Pois no campo da direita, Tony Gel, conseguiu, de maneira eficaz, até o momento, sufocar qualquer nova liderança que ameaçasse seu controle dessa fatia do eleitorado, apoiando em 2008 uma candidatura sem chances reais de vitória, afastando-se de aliados tradicionais como Reginaldo França e Roberto Liberato que queriam ascender na política local, pois os mesmos  se eleitos constituiriam seus próprios grupos e dariam origem a uma disputa pelo poder.

Até na eleição atual o mesmo pragmatismo pode ser notado. Seria mais fácil a campanha da oposição o lançamento de um nome não tão ligado a Tony Gel, em virtude da rejeição do mesmo, quem sabe Diogo Cantarelli prefeito, com um aliado de Gel como vice, mas assim, Gel correria o risco de ser eclipsado.
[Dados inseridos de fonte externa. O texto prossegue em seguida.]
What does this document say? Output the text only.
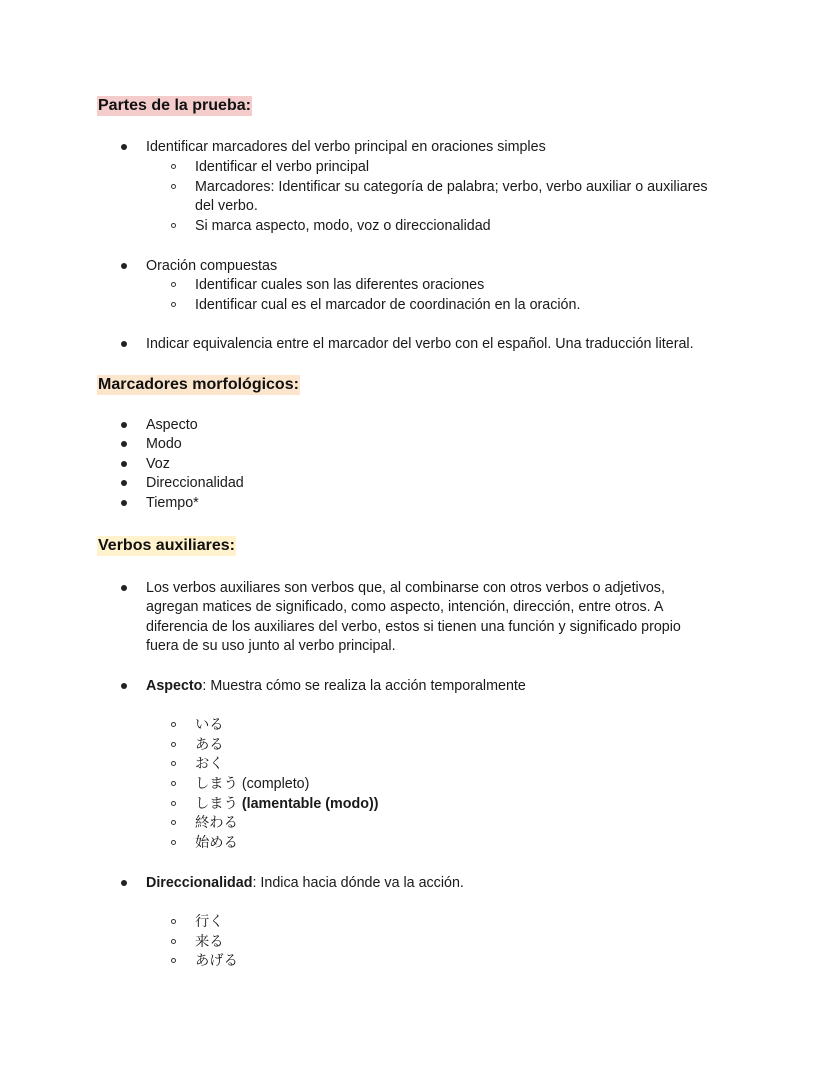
Partes de la prueba:
Identificar marcadores del verbo principal en oraciones simples
Identificar el verbo principal
Marcadores: Identificar su categoría de palabra; verbo, verbo auxiliar o auxiliares
del verbo.
Si marca aspecto, modo, voz o direccionalidad
Oración compuestas
Identificar cuales son las diferentes oraciones
Identificar cual es el marcador de coordinación en la oración.
Indicar equivalencia entre el marcador del verbo con el español. Una traducción literal.
Marcadores morfológicos:
Aspecto
Modo
Voz
Direccionalidad
Tiempo*
Verbos auxiliares:
Los verbos auxiliares son verbos que, al combinarse con otros verbos o adjetivos,
agregan matices de significado, como aspecto, intención, dirección, entre otros. A
diferencia de los auxiliares del verbo, estos si tienen una función y significado propio
fuera de su uso junto al verbo principal.
Aspecto: Muestra cómo se realiza la acción temporalmente
いる
ある
おく
しまう (completo)
しまう (lamentable (modo))
終わる
始める
Direccionalidad: Indica hacia dónde va la acción.
行く
来る
あげる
É melhor perder, mas se manter no controle do que se arriscar a vencer e ser relegado a um plano secundário.

O conflito de João Lyra e José Queiroz passa por essa dimensão, a João interessa preservar o espaço de poder de sua família na cidade, principalmente através de sua herdeira, a deputada Raquel Lyra, e a José Queiroz em garantir, com o poder da máquina, a consagração do seu grupo como líder da frente popular e Wolney como futura e única liderança política das esquerdas.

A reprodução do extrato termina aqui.